Content produced by our dev team manager Luiz Henrique Felix.
At the beginning of the pandemic we didn’t know how things would be, when we got the news that we would have to work from home it was a little scary, I was a little over a month into the position and knew that a big challenge was ahead of us.
The first weeks in home office were the most challenging, because we needed to somehow maintain the same dynamic that we had in person, only now, at a distance, and how could we do that?
That is when my studies about agile methodologies began, which I will describe in the next paragraphs.
Right when I started studying agile methodologies the first thing I came across was ‘The Agile Manifesto’ which is a statement of principles that underlie agile software development. It is based on twelve principles, where the central idea is customer satisfaction through fast delivery and continuous improvement. To achieve this, we use the dialog between the teams as our main tool, along with the inclusion of other teams to be closer to the development, such as commercial and support, so that with the feedback collected from everyone, we can always be improving the software and meeting the client’s needs.
One of the things I have learned along the way is the real meaning of the word‘MVP – Minimum Viable Product‘. MVP is nothing more than delivering a software, where the customer can already use it, even without having all the features that were planned in the roadmap already implemented. With this we can speed up the delivery and also improve the software, because with the customer already using it, we can improve it based on the feedback collected, which means everybody wins.
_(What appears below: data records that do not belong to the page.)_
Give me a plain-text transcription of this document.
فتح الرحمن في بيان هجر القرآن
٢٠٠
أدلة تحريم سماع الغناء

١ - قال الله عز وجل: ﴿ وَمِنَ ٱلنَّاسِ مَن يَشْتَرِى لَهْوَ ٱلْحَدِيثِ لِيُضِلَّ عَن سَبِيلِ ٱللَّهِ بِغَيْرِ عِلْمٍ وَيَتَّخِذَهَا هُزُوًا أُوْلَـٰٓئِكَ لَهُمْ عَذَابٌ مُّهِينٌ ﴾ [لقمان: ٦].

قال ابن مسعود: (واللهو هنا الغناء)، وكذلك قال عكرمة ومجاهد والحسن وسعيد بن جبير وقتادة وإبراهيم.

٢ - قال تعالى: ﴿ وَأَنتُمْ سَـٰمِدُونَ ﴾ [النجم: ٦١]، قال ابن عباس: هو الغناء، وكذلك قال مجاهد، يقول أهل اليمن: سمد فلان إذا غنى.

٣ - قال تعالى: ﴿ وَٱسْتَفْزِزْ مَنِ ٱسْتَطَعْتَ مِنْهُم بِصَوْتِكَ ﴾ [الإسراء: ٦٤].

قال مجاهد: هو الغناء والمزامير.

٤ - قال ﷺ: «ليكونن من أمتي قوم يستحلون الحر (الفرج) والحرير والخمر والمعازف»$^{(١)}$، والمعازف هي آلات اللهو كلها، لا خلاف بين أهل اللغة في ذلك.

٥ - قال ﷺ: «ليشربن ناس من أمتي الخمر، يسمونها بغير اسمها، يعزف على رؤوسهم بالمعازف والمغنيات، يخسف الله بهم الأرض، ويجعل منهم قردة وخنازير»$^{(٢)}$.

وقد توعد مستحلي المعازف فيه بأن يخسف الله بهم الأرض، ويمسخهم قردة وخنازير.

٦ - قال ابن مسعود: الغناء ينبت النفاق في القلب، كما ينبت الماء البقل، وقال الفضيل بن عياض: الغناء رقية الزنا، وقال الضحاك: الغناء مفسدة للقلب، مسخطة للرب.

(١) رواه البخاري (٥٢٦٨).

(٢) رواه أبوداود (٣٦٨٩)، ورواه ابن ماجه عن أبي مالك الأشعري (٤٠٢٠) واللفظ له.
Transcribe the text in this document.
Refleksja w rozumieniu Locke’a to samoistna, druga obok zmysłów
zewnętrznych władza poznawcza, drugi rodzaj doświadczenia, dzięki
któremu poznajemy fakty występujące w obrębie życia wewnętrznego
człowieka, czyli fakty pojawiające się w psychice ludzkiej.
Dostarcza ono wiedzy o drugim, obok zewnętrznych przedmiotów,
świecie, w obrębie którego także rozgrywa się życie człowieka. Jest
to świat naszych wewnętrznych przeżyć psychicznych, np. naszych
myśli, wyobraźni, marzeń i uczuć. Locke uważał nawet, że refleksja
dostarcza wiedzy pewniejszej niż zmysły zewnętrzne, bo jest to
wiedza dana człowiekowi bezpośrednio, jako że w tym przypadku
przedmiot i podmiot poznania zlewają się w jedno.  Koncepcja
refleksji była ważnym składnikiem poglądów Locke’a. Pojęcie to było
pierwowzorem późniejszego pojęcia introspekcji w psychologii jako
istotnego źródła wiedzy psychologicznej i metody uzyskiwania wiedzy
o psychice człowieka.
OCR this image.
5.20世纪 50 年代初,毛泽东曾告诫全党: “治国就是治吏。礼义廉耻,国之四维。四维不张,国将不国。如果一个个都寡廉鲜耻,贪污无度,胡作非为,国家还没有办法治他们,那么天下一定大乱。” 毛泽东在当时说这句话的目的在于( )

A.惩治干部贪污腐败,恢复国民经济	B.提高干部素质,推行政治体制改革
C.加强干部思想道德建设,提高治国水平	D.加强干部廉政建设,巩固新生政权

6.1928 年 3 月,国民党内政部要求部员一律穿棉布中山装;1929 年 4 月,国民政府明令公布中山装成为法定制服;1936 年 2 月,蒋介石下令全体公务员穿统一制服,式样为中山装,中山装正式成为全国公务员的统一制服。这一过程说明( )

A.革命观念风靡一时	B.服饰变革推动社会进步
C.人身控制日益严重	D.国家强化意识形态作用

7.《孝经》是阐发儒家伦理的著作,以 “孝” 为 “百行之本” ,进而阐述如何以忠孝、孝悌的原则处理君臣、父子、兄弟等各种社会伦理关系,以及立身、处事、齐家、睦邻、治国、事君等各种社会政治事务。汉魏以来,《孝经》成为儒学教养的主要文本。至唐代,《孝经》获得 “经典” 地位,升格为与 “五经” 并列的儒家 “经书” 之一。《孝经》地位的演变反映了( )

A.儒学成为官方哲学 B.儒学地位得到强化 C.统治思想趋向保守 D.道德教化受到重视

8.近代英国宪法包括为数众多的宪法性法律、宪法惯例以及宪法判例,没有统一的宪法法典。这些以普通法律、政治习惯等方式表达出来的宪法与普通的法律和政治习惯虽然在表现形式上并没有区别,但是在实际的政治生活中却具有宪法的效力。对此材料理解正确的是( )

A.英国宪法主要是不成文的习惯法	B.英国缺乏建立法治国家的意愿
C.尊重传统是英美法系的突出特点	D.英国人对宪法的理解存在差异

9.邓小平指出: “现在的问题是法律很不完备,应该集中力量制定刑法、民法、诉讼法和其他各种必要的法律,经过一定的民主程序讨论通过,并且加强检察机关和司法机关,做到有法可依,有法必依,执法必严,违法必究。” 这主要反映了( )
To make the deliveries happen in the timeframe defined in the roadmap, we use some methods that help us in these deliveries, along with the Scrum framework. This framework is not a linear process, instead it is a set of concepts and techniques within which you can employ various other processes or techniques. Analyzing the relative effectiveness of management and development practices, so that you can improve them. He gives us several techniques that can be used for management, and one of them is daily meetings and sprint meetings. The daily meetings are meetings of 15 minutes maximum, that we do to align what will be the activities to be performed on the day and what will be the team’s direction, I as a manager of these teams ask three basic questions: what they did yesterday, what they will do today, and if there is anything that could prevent the activity that would be performed today, from not being performed. With these three questions we get a comprehensive view and know if we might have any possible problems, and also address impediments. Sprint meetings are meetings that usually take place every week and last up to an hour. The teams and I meet with the management, and we present the progress of the activities that were done in the period, collect their feedback, and adjust the activities based on this feedback, so we have a direction for the next sprint.
Together with Scrum, we use ITIL, Information Technology Infrastructure Library or Information Technology Infrastructure library. Which is a set of detailed best practices for IT service management that focuses on aligning IT services with business needs and seeks to promote management aimed at efficient delivery of services to the customer. In practice, ITIL works as a guide, where instead of defining processes, we follow best practices, which in a way makes the team management and the process workflow much more dynamic, because we are not tied to x or y processes. We also use a process workflow technique called Kanban, which is a Japanese term meaning “card”. The system is named after the company that developed it, Toyota. It is nothing more than an agile and visual system for production control or task management, where we use a virtual board with columns named as follows: backlog, doing, depending on something/someone, homologation and achievements‘ and cards that “move” between these columns as activities are performed. Kanban greatly facilitates the progress of the project development, because we can know visually and clearly which process we are in, always reporting inside the cards of each activity, so we can use this information reported in the sprint meetings and review.
Among all these methods, frameworks and tools, the most important will always be the one that best fits the needs of your team: don’t get stuck on framework or methodology x or y, because this can instead of helping, end up hindering and limiting your team, instead use the best of each based on your reality, always keeping in mind the ultimate goal, which is the agile software development and good team managementI’m always revising to have time to change the direction of the teams if necessary, making the development process much more dynamic.